Quietly Yussef moved forward at a crouch, peered through the doorway, saw nothing, no one. This was a guesthouse for citizens of the former Soviet empire. They could smell such trouble a world away and knew precisely when to be away. Anywhere would do. Just away.

He raced through the lobby and up the stairs, then stood
at the landing, wishing he had thought to ask which was her room. “Ivona,” he hissed. Then louder, “Ivona!”

A door opened to reveal a rumpled Ivona, a cold compress applied to her forehead. “What is it?”

“A day for pain,” he replied, grabbing her arm. “You have on shoes? Good. We go. Now.”

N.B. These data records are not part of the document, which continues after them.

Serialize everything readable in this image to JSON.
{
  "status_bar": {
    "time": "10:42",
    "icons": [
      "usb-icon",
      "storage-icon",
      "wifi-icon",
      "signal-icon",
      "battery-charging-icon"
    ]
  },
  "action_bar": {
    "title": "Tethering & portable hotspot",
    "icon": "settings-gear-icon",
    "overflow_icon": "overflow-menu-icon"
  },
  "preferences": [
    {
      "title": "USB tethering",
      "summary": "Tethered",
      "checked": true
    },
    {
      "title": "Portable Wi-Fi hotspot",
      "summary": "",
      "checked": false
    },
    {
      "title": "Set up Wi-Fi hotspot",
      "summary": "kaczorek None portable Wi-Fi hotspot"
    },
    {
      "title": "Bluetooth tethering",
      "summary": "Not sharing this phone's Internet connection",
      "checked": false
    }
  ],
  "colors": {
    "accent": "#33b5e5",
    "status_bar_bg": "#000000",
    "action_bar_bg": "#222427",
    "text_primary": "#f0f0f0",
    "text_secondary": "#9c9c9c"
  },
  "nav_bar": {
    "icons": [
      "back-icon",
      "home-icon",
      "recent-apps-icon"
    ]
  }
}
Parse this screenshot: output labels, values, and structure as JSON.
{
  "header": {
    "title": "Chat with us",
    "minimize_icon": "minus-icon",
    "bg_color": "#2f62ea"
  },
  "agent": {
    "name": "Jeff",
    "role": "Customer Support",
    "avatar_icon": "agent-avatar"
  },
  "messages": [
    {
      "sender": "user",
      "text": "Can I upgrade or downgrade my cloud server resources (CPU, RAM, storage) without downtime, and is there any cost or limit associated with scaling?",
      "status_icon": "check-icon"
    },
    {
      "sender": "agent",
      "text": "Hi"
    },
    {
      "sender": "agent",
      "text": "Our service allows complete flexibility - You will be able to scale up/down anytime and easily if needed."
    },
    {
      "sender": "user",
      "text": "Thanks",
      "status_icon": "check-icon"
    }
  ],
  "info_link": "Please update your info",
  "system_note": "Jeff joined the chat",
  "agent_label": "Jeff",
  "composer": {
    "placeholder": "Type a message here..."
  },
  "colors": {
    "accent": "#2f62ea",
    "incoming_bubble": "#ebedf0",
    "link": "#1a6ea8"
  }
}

“What? Why?” But something in his tone and tension made her follow without question.

Straighten up here, now, yes, calmly reaching the landing and walking past the window that looked out over the idling car where two hard-faced killers waited, waited, like carnivores tracking their prey. Back through the kitchen, pause for a word of comfort to the old woman, a pat on her shoulder, a promise he hoped he could fulfill. Open the window and help Ivona through, then himself. Now straighten and hurry and hope that ever-curious eyes would just this once be searching elsewhere.

When they were back in his car and underway and both were able to breathe again, Ivona said, “Tell me.”

“First read this.” Yussef plucked the note from his pocket and handed it to Ivona, who translated, “It is all in the palace. I know where. Jeffrey.”

She looked at him askance, demanded, “He has found the treasure?”

“And perhaps his own death. We must hurry.”

She repeated, “Tell me.”

He did, in the fewest possible words. “I will drop you by a taxi stand. Go to the bishop. Tell him our only hope is to gather at the palace.”

“Who should gather?”

“Everyone. Any call that can be made must be made. Any friend who is near must come.
Must
come. Our only hope, our only safety, is in numbers.”